President Biden's sprawling infrastructure proposal is likely to include money for energy efficiency. Buildings account for about 12% of U.S. greenhouse gas emissions. Reducing that, especially in old buildings, can be cumbersome and costly. Simon Rios of member station WBUR reports on a push to do that in Massachusetts.

(SOUNDBITE OF SAW BUZZING)

SIMON RIOS, BYLINE: The triple-decker is quintessential New England - a big box of a building with three identical units and a porch on each floor. They started taking off around the turn of the 20th century, housing immigrants, blue-collar workers and more recently, hipsters. This massive fire-damaged building in Worcester, Mass., is now undergoing a retrofit.

UNIDENTIFIED CONTRACTOR: Monday is our day to close in the walls.

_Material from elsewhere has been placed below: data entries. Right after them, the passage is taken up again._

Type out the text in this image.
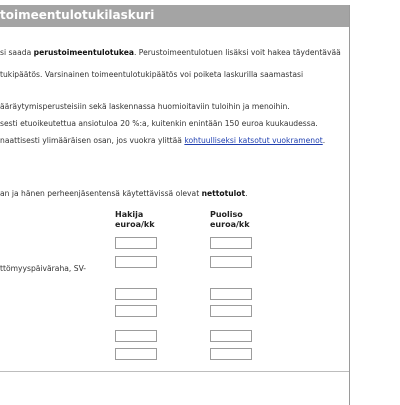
toimeentulotukilaskuri
si saada perustoimeentulotukea. Perustoimeentulotuen lisäksi voit hakea täydentävää
tukipäätös. Varsinainen toimeentulotukipäätös voi poiketa laskurilla saamastasi
ääräytymisperusteisiin sekä laskennassa huomioitaviin tuloihin ja menoihin.
sesti etuoikeutettua ansiotuloa 20 %:a, kuitenkin enintään 150 euroa kuukaudessa.
naattisesti ylimääräisen osan, jos vuokra ylittää kohtuulliseksi katsotut vuokramenot.
an ja hänen perheenjäsentensä käytettävissä olevat nettotulot.
Hakija
euroa/kk
Puoliso
euroa/kk
ttömyyspäiväraha, SV-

RIOS: A contractor debriefs developer Taylor Bearden on his latest triple-decker retrofit. They were built with little consideration for conserving heat.

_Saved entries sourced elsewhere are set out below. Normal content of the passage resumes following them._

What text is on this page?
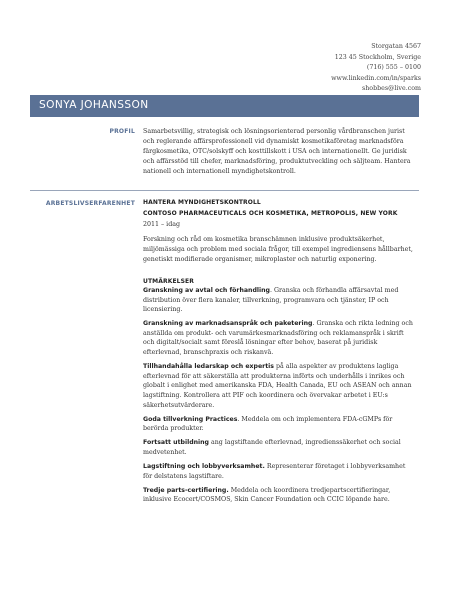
Storgatan 4567
123 45 Stockholm, Sverige
(716) 555 – 0100
www.linkedin.com/in/sparks
shobbes@live.com
SONYA JOHANSSON
PROFIL Samarbetsvillig, strategisk och lösningsorienterad personlig vårdbranschen jurist och reglerande affärsprofessionell vid dynamiskt kosmetikaföretag marknadsföra färgkosmetika, OTC/solskyff och kosttillskott i USA och internationellt. Ge juridisk och affärsstöd till chefer, marknadsföring, produktutveckling och säljteam. Hantera nationell och internationell myndighetskontroll.
ARBETSLIVSERFARENHET HANTERA MYNDIGHETSKONTROLL
CONTOSO PHARMACEUTICALS OCH KOSMETIKA, METROPOLIS, NEW YORK
2011 – idag
Forskning och råd om kosmetika branschämnen inklusive produktsäkerhet, miljömässiga och problem med sociala frågor, till exempel ingrediensens hållbarhet, genetiskt modifierade organismer, mikroplaster och naturlig exponering.
UTMÄRKELSER
Granskning av avtal och förhandling. Granska och förhandla affärsavtal med distribution över flera kanaler, tillverkning, programvara och tjänster, IP och licensiering.
Granskning av marknadsanspråk och paketering. Granska och rikta ledning och anställda om produkt- och varumärkesmarknadsföring och reklamanspråk i skrift och digitalt/socialt samt föreslå lösningar efter behov, baserat på juridisk efterlevnad, branschpraxis och riskanvä.
Tillhandahålla ledarskap och expertis på alla aspekter av produktens lagliga efterlevnad för att säkerställa att produkterna införts och underhålls i inrikes och globalt i enlighet med amerikanska FDA, Health Canada, EU och ASEAN och annan lagstiftning. Kontrollera att PIF och koordinera och övervakar arbetet i EU:s säkerhetsutvärderare.
Goda tillverkning Practices. Meddela om och implementera FDA-cGMPs för berörda produkter.
Fortsatt utbildning ang lagstiftande efterlevnad, ingredienssäkerhet och social medvetenhet.
Lagstiftning och lobbyverksamhet. Representerar företaget i lobbyverksamhet för delstatens lagstiftare.
Tredje parts-certifiering. Meddela och koordinera tredjepartscertifieringar, inklusive Ecocert/COSMOS, Skin Cancer Foundation och CCIC löpande hare.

TAYLOR BEARDEN: We sometimes find shredded newspaper in the walls, which has settled over time, which, of course, is interesting because you wind up reading newspaper advertisements from the '20s. But it doesn't do a very good job of actually keeping your building warm.

RIOS: But Bearden says this kind of building is ideal for retrofitting, more than many single-family homes. Bearden's business model is to convert old buildings into energy-efficient, safe and affordable homes. That means creating an airtight building, insulating and updating HVAC systems, and it's worked for four years. But now, Bearden says it's no longer feasible to do it while charging reasonable rents. That's because, like in many cities across the country, the price of property in Worcester has gone through the roof.

BEARDEN: As a case study, we were successful. But the only way, I think, to replicate this is if we could bring the basis back down on all these buildings, take away that inflationary speculation that has occurred.

RIOS: Nationwide, more than 6 million apartments are in structures with two to four units. They provide what's considered naturally affordable housing, but now these buildings have a significance to the climate. Officials in Massachusetts say to reach carbon neutrality by 2050, as the state has set out to do, small residential buildings have to be retrofitted on a sector-wide scale. Steve Pike, head of the Massachusetts Clean Energy Center, says the pace of retrofitting needs to pick up exponentially.

STEVE PIKE: At this point, we're probably doing a couple thousand a year to a 2050 standard. You can do the quick math. We need to be doing roughly 100,000 homes a year. And so where do you start with that?

RIOS: The state started with the triple-decker and recently created a design challenge for help envisioning cost-effective ways to do retrofits. But Doug Quattrochi of the group MassLandlords says even with the most feasible retrofit plans, the price tags are still out of reach for most owners.

DOUG QUATTROCHI: You still have a lot of landlords who are thinking, well, why would I put that into energy when that amount of money would buy me a new kitchen or a new kitchen and a bathroom and I'd able to charge higher rents for that and get a return on my investment when the energy improvements are going to be benefiting the renter who pays the utility bills?

RIOS: That's why Quattrochi says the road to carbon-neutral housing needs to be paved with billions in subsidies. And that's just in Massachusetts. One bill in the state legislature seeks to retrofit a million homes over 10 years, and President Joe Biden has said he wants to go big on retrofitting homes too. But there's still no concrete plan for how to do it or how to pay for it.

For NPR News, I'm Simon Rios in Boston.